Published on the 26/07/2016 | Written by Donovan Jackson
Is DIY the next big thing for BI?…
ETL is a traditional bugbear for business intelligence because the act of extracting, transforming and loading is neither fun nor intrinsically valuable. It is only once the data is suitably prepped that anything meaningful can be done with it. That’s why self-service data preparation is enticing: it offers to empower business analysts and data scientists with the ability to ready the raw material from which insights are drawn without the intervention of the IT department.
Greg Cullen ANZ MD of self-service data management vendor Talend noted that if done well, self-service data preparation (SSDP) can allow anyone to put data to work in their operational context, whether they are in finance, sales, marketing or human resources. “Until now, obtaining accurate data has typically been difficult and time-consuming. In fact, business analysts spend roughly 80 percent of their time preparing data, leaving just 20 per cent for extracting and sharing insights.”

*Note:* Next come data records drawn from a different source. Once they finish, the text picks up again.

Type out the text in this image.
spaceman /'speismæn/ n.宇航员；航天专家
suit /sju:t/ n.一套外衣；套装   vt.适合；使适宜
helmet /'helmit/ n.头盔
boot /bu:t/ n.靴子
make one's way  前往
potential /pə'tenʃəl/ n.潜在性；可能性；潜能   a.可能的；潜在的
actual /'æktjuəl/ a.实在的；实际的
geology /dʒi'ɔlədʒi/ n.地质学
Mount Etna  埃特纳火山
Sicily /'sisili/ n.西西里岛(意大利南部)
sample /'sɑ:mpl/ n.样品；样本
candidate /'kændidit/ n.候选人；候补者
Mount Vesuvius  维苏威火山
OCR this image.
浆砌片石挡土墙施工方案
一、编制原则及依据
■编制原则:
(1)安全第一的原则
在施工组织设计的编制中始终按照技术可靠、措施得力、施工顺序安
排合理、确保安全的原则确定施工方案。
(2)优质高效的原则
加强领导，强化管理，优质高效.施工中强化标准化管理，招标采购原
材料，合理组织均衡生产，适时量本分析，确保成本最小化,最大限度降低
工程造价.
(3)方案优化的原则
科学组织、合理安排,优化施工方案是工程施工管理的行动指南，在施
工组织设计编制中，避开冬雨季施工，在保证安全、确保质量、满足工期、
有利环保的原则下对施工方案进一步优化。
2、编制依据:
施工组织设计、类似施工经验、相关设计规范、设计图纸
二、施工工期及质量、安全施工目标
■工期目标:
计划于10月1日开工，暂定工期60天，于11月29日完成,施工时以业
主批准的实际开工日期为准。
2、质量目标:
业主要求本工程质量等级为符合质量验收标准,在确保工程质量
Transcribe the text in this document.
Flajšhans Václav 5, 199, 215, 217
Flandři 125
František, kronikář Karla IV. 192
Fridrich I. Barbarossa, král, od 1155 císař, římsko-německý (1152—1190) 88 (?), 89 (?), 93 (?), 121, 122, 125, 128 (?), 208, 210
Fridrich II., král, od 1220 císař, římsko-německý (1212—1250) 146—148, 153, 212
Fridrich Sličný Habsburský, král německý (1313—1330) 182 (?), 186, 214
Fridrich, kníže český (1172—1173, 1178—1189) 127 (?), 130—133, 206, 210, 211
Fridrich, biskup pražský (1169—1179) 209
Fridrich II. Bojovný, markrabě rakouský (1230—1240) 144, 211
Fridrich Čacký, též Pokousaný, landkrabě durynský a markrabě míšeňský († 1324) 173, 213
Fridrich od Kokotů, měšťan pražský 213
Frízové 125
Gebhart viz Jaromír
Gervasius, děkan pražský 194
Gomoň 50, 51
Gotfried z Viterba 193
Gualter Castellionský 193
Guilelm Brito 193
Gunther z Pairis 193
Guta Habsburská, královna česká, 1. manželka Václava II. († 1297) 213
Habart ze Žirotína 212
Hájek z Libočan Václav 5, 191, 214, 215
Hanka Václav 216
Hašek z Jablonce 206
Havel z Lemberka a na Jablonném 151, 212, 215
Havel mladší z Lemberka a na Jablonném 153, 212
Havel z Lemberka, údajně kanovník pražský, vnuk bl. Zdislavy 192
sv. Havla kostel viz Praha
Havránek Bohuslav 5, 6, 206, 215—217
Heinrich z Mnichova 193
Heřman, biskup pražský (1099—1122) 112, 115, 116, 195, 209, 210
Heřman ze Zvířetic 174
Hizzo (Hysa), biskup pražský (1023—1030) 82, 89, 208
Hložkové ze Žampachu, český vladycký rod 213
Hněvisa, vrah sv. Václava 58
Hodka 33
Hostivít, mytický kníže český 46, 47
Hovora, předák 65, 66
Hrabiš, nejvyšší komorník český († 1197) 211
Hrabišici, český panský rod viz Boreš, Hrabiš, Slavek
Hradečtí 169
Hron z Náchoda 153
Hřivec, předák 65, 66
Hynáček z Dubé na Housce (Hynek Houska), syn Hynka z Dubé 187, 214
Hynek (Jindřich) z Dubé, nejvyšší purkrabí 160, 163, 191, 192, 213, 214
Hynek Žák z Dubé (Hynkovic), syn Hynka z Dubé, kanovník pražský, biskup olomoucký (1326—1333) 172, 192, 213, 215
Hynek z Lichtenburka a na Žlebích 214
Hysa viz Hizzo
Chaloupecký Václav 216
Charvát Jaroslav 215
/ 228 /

SSDP is a nascent market which Gartner expects to tip the billion-dollar mark by 2019, with the researcher anticipating a 16.6 percent compound annual growth rate. It said adoption is low right now, at just 5 percent of potential target users.
Lesser-known than Gartner, Bloor Research nevertheless provides a handy and insightful overview of just what SSDP is, what it does and to whom it is relevant. “This whole market is emerging. At present different vendors are targeting different sectors of the market: in particular business analysts versus data scientists, and data preparation versus data unification,” wrote analyst Philip Howard.
Continuing, Cullen said SSDP provides the ability to explore, cleanse, enrich and combine data in minutes instead of hours. It also allows line-of-business users to apply their own unique domain expertise and work directly with data relevant to their business objectives. “By simplifying the whole process, this kind of capability represents another step towards the democratisation of data analysis and a further step away from using traditional spreadsheets,” he noted.
Cullen said SSDP tools enable even those with no IT background to get data into the format they need. “Users can start working on their data while avoiding having to create complicated formulas, write code or complete the same tasks over and over again.”
However, he also pointed out that self-service tools don’t rule out the IT department altogether, and should instead foster closer collaboration between it and business users. “Data democratisation is not anarchy. Rather, it needs control, rules and governance, or otherwise it will fail.”